Your daily dose of recent good quality SGLTi papers:
Effect of SGLT-2 inhibitors on arrhythmia events: insight from an updated secondary analysis of > 80,000 patients (the SGLT2i—Arrhythmias and Sudden Cardiac Death) 2024
SGLT2i lowers the risks of AF and AF/AFL, and this favorable effect appeared to be particularly pronounced in patients with HFrEF, male gender, dapagliflozin, and longer follow-up (> 1 year). SGLT2i lowers the risk of SCD only in heart failure patients.
Effects of dapagliflozin on cardiac function and short-term prognosis of patients with both acute myocardial infarction and type 2 diabetes mellitus 2024
Dapagliflozin can substantially improve the blood glucose and cardiac function of patients with both AMI and T2DM. It can lower the rate of readmission for heart failure, and provide various cardiovascular benefits besides hypoglycemic effect.
Empagliflozin ameliorates the impaired osteogenic differentiation ability of adipose-derived stem cells in diabetic osteoporosis by activating autophagy 2024
However, empagliflozin enhanced autophagy flux by promoting the formation of autophagosomes and acidification of autophagic lysosomes, resulting in an increase in LC3-II expression and a decrease in SQSTM1 expression. Furthermore, empagliflozin contributed to the reversal of osteogenesis inhibition in DOP-ASCs induced by a diabetic microenvironment.
Vascular Endothelial Growth Factors and Risk of Cardio-renal Events: Results from the CREDENCE trial 2024
People with T2D and DKD with elevated levels of PlGF, sFLT-1, and PlGF/sFLT-1 ratio were at a higher risk for cardiorenal events. Canagliflozin did not meaningfully decrease concentrations of PlGF, sFLT-1, and VEGF-A.

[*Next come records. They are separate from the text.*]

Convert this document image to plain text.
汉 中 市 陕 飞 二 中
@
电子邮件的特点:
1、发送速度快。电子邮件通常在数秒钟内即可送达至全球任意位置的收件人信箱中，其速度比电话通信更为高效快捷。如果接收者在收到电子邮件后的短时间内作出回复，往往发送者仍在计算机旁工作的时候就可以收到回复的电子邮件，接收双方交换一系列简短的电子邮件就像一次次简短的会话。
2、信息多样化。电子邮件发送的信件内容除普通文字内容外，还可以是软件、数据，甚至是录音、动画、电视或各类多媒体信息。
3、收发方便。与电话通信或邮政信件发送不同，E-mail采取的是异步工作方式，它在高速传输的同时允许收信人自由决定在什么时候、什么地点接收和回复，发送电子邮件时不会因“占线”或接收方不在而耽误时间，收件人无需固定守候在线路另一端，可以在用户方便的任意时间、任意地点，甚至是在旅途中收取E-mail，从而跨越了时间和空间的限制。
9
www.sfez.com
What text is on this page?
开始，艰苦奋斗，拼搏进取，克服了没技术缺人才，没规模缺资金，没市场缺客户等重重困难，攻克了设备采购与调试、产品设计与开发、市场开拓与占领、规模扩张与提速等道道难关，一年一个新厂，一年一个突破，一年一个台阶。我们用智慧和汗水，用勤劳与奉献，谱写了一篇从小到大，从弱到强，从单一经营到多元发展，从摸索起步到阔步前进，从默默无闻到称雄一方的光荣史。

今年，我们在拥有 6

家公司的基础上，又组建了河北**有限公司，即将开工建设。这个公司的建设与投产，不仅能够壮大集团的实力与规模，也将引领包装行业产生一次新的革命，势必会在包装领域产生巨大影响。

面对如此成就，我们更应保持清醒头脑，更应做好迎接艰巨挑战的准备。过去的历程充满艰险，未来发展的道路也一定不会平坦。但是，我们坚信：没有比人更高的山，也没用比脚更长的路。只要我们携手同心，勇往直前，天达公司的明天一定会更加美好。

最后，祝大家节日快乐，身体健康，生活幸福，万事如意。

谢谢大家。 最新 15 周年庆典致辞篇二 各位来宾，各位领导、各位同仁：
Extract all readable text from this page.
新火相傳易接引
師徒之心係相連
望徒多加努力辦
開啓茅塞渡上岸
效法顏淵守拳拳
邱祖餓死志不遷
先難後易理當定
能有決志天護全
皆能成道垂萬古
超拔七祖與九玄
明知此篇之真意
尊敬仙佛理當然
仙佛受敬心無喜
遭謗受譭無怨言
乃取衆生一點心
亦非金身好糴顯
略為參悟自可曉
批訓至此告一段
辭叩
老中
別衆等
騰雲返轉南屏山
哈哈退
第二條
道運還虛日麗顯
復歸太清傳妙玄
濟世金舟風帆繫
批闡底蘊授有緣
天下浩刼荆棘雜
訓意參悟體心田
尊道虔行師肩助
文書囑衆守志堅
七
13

GRP78 contributes to the beneficial effects of SGLT2 inhibitor on proximal tubular cells in DKD 2024
Beneficial effects of SGLT2 inhibitors on kidney function are well-known; however, their molecular mechanisms are not fully understood. We focused on 78 kDa glucose-regulated protein (GRP78) and its interaction with SGLT2 and Integrin ß1 beyond the chaperone property of GRP78. In STZinduced diabetic mouse kidneys, GRP78, SGLT2, and Integrin ß1 increased in the plasma membrane fraction, while they were suppressed by canagliflozin. The altered subcellular localization of GRP78/Integrin ß1 in STZ mice promoted epithelial mesenchymal transition (EMT) and fibrosis, which were mitigated by canagliflozin. High glucose conditions reduced intracellular GRP78, increased its secretion, and caused EMT-like changes in cultured HK2 cells, which were again inhibited by canagliflozin. Urinary GRP78 increased in STZ mice, and in vitro experiments with recombinant GRP78 suggested that inflammation spread to surrounding tubular cells and canagliflozin reversed this effect. Under normal glucose culture, canagliflozin maintained SERCA activity, promoted endoplasmic reticulum (ER) robustness, reduced ER stress response impairment, and protected proximal tubular cells. In conclusion, canagliflozin restored subcellular localization of GRP78, SGLT2 and Integrin ß1 and inhibited EMT and fibrosis in DKD. In non-diabetic CKD, canagliflozin promoted ER robustness by maintaining SERCA activity and preventing ER stress response failure, and contribute to tubular protection.